How does atomisation enthalpy relate to the periodic table?
Atomisation enthalpy shows clear trends across the periodic table. It generally increases across a period due to an increasing number of electrons involved in bonding and a decreasing atomic radius, leading to stronger bonds. It generally decreases down a group because the atomic radius increases, and the outer electrons are farther from the nucleus, resulting in weaker metallic or covalent bonds.
Can we have an atomisation enthalpy for a compound?
The term is specifically defined for elements. For a compound, the equivalent concept is the "enthalpy of atomisation of a compound," which would be the energy required to convert one mole of a compound in its standard state into its constituent gaseous atoms. For example, for water, it would be the energy for $H_2O(l) \rightarrow 2H(g) + O(g)$.

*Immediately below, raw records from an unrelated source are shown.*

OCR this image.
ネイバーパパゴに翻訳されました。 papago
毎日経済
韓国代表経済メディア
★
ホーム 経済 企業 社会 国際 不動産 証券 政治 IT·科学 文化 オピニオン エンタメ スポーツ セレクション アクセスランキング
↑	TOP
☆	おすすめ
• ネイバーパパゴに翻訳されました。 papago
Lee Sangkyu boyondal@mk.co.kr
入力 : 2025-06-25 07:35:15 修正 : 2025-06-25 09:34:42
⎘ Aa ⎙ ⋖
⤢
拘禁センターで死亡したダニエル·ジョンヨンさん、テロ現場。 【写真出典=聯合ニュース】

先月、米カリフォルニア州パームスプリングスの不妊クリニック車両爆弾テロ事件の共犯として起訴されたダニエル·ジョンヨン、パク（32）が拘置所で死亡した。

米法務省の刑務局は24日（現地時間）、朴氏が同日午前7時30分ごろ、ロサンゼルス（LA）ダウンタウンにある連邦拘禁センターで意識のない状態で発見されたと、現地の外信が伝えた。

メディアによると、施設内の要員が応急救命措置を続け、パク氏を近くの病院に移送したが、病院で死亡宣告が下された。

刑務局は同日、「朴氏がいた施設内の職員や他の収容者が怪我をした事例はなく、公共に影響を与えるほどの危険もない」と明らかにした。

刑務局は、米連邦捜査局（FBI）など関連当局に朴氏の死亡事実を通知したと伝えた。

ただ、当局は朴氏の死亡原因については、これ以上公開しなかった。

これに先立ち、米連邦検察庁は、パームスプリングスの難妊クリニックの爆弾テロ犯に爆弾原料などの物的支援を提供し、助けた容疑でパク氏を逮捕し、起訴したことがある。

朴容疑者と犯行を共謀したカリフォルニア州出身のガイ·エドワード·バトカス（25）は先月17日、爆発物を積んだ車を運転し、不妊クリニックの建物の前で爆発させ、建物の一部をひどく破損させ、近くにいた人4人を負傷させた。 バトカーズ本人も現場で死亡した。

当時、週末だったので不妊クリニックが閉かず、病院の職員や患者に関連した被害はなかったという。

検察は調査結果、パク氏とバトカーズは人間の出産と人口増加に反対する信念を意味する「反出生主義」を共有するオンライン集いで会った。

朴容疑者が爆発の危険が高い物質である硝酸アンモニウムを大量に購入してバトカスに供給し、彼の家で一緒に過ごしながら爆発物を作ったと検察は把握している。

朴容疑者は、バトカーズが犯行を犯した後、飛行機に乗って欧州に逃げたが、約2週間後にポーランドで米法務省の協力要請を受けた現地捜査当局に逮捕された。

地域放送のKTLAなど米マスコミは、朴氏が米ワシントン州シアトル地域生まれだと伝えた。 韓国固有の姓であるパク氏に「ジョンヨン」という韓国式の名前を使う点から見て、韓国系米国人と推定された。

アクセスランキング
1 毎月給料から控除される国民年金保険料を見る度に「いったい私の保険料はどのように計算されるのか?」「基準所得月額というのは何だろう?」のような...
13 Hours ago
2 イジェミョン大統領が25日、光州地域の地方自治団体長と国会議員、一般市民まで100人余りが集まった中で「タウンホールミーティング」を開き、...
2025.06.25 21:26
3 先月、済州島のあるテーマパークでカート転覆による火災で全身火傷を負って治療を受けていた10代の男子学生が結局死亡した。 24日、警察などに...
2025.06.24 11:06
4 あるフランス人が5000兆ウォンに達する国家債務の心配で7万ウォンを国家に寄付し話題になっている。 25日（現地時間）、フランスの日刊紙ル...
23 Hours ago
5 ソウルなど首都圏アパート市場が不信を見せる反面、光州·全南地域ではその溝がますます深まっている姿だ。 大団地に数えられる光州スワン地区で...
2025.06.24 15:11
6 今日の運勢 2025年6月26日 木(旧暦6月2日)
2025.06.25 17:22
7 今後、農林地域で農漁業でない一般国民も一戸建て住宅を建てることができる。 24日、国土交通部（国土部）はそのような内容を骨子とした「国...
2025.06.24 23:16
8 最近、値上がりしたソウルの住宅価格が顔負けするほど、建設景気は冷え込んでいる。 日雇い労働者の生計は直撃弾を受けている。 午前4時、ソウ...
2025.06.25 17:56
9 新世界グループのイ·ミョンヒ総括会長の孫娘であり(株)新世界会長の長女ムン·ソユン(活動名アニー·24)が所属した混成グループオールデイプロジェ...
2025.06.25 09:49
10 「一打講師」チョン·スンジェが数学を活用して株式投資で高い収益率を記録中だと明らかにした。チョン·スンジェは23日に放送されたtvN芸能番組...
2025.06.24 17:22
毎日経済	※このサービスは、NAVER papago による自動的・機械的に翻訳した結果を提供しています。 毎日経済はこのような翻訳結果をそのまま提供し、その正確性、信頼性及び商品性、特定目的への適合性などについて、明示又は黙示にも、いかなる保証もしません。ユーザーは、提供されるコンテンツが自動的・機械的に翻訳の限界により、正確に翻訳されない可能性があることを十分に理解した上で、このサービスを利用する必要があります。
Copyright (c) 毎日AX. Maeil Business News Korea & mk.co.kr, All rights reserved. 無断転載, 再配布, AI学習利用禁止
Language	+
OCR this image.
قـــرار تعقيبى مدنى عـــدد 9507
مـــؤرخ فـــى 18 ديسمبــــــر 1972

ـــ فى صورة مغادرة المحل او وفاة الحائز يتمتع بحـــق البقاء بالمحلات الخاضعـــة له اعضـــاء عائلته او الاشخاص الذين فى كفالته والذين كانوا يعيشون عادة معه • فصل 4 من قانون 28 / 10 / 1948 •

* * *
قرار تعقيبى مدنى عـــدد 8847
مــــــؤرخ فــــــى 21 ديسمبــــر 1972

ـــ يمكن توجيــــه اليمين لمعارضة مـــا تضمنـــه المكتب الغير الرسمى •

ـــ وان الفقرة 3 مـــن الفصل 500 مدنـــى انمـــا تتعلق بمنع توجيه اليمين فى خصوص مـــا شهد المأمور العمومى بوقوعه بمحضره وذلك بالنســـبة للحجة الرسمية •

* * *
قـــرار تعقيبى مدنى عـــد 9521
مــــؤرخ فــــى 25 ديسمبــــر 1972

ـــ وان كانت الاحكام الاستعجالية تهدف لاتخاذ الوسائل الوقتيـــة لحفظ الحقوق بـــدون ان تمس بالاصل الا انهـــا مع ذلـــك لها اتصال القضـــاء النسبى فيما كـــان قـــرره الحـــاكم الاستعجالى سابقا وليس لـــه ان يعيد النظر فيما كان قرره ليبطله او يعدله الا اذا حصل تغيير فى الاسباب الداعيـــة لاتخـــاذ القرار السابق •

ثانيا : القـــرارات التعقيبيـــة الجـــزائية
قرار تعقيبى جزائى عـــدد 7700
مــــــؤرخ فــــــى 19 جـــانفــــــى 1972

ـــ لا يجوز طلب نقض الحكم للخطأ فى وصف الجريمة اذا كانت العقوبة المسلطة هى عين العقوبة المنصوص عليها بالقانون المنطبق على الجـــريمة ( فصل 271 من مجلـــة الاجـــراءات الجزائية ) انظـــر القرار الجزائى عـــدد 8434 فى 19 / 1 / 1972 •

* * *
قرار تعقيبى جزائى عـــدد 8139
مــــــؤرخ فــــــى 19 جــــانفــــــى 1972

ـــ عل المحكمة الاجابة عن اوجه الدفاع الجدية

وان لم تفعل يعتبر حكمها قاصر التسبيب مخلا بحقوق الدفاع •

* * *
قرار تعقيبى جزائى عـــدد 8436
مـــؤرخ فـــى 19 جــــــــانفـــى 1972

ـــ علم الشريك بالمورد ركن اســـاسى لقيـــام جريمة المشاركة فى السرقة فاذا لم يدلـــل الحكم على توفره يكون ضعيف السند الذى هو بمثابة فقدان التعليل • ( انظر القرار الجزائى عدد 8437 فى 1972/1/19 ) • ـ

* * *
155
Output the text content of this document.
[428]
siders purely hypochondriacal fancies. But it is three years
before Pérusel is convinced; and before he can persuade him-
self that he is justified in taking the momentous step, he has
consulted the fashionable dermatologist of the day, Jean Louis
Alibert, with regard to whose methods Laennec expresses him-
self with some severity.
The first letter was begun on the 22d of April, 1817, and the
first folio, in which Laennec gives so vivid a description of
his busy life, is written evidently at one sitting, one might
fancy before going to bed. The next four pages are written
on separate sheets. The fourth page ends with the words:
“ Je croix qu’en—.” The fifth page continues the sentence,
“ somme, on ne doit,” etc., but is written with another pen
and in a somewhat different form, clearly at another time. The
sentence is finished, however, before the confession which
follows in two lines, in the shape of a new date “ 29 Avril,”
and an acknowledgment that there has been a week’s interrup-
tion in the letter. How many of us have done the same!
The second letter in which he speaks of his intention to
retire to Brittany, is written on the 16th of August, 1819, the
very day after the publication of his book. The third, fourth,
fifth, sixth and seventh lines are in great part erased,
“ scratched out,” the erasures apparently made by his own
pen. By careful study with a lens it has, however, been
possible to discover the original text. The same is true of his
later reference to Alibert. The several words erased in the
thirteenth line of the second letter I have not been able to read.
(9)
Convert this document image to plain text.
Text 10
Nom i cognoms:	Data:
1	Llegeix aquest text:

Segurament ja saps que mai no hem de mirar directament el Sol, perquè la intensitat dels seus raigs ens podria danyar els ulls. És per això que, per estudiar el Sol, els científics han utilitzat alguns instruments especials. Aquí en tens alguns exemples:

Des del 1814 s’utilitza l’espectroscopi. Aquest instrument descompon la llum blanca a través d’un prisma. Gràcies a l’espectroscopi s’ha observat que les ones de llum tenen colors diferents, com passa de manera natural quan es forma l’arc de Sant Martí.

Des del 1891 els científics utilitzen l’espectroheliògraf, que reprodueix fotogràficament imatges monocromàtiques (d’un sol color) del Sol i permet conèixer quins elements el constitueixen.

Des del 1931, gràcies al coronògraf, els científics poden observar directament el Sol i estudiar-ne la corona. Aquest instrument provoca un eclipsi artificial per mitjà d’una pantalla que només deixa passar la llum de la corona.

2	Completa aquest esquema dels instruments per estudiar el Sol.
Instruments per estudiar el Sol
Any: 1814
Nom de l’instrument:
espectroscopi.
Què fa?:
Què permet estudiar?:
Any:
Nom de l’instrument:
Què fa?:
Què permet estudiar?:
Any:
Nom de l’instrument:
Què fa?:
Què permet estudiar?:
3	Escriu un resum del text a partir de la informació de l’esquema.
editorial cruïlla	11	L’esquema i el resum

The enthalpy change of atomisation, $\Delta H_{at}$, is more than just a number in a data table. It is a direct window into the strength of the forces that hold elements together. From explaining why tungsten has such a high melting point (very strong metallic bonds, hence high $\Delta H_{at}$) to being an indispensable part of the Born-Haber cycle for understanding ionic solids, this concept bridges the gap between the microscopic world of atoms and bonds and the macroscopic world of measurable energy changes. Grasping this idea is a fundamental step in mastering chemical energetics.
Footnote
[1] Standard Conditions: A set of specific conditions used to allow fair comparison of thermodynamic data: a pressure of 100 kPa and a temperature of 298 K (25 °C).
[2] Born-Haber Cycle: A thermochemical cycle that applies Hess's Law to calculate the lattice energy of an ionic compound by relating it to other measurable quantities like enthalpy of formation, ionisation energy, electron affinity, and atomisation enthalpy.
[3] Lattice Energy: The enthalpy change when one mole of an ionic solid is formed from its constituent gaseous ions. It is a measure of the strength of the ionic bonds in the crystal lattice.
[4] Hess's Law: A fundamental law in chemistry which states that the total enthalpy change for a reaction is independent of the pathway taken, depending only on the initial and final states.